I liked that beast. I appreciated its being-in-the-world, as opposed to the being-in-front-of-it (
and here's what I mean by that) which Jackson unmistakenly attributes to just about every human creature in the movie. What hooked me was the theme of "Savageness"/Otherness being abducted from its context and pulled into the self-oiling cultural machinery of a panicked civilisation. What in the beginning of the film appears to be one man's hubris, is later transformed, through the immense popularity of the Kong show in the last act of the movie, into a much broader allegory: the civilised world not only revels in the exoticism of the Other; it
reaffirms itself in the face of savageness it purports to have laid behind, while enjoying, in the velour-clad theatre seats, the illusion of the stability and superiority of its own solutions, schemes and order.

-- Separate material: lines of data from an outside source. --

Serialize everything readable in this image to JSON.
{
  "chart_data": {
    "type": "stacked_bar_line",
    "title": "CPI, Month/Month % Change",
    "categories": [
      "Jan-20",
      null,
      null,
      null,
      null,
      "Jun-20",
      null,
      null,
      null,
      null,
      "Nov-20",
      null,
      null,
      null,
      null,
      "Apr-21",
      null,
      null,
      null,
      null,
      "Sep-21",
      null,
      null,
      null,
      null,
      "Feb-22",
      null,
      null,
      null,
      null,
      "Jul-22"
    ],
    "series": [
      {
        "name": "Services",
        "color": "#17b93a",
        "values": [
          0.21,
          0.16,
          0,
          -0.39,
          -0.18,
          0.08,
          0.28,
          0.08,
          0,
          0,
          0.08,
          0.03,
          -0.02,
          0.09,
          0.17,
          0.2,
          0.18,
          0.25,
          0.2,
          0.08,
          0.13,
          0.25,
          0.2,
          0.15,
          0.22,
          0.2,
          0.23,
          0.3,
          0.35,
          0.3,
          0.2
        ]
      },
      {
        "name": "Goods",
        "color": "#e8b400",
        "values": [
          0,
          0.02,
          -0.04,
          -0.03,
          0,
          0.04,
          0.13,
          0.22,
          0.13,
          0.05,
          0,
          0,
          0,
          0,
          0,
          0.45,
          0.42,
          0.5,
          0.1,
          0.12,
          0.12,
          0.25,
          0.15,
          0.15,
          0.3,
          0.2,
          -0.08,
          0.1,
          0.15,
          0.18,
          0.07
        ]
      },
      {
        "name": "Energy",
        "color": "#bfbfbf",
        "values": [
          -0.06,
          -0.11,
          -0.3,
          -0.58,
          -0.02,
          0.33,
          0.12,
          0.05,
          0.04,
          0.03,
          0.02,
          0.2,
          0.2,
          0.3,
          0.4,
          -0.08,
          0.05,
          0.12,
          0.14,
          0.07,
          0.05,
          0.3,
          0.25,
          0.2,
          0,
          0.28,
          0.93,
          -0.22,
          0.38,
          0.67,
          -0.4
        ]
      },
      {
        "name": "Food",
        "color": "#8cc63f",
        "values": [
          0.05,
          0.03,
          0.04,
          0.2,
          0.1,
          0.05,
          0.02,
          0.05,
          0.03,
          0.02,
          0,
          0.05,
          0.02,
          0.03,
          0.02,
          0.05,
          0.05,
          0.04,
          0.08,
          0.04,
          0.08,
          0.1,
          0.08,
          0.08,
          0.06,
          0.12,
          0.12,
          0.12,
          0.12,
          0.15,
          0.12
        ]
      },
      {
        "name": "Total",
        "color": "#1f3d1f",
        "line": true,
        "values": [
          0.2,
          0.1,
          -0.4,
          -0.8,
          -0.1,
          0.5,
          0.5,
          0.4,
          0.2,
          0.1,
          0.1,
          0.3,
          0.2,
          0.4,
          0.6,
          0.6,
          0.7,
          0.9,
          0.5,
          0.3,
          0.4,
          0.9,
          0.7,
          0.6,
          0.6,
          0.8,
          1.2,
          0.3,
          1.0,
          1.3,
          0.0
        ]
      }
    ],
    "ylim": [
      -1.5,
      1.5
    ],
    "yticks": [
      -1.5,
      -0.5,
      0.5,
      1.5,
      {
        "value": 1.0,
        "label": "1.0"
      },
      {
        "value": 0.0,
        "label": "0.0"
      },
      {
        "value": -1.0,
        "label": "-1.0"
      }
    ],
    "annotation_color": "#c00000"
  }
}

Except savageness runs in our veins, and human progress as opposed to the stasis of nature is an illusion prey to temporary resources, limited sustainability and, some say, finite human ingenuity. And since that depression one century ago only foreshadowed a crisis closely impending, much more permanent and shattering, so is our need for an elaborate distraction/affirmation increasing. That's why Kong, offering sentimental entertainment on the theme of a dislocated Nature, while at the same time commenting on the ideology and the very impulse that drives us to create and consume that sort of stuff, is one of those movies that, unlike the Ring trilogy, seems to be the right film to make at the right time. Not that a movie ever makes any difference.
Of course there were problems with the overall structure, what with the overblown mid-section overcrowded with fanciful bestiaries (those CGI guys just don't know where to stop) and the indigenous tribe sequences of whose point I remain uncertain. All characterisations except for Kong and Naomi Watts' character remained sketchy - albeit I think there's a reason for that - and quite a few scenes and dialogues were plain stupid. But in spite of the indulgent script and the CGI tedia, the director keeps a steady course and the storytelling is quite masterfully done; I only wish Jackson didn't abandon the aphoristic style and image economy that mark both New York sections of the film as soon as he got on that boat.
As for Jackson's endings: I was appalled to see Naomi Watts fall into Adrien Brody's lizzardly arms. I hoped for her to gather up and jump into that abyss. But how did you guys feel about the way the Ring trilogy ended: with the cute little cottage sheltering a hobbit's family idyll and its heavy wooden door closing on us. Cheeky way to round off the damn thing.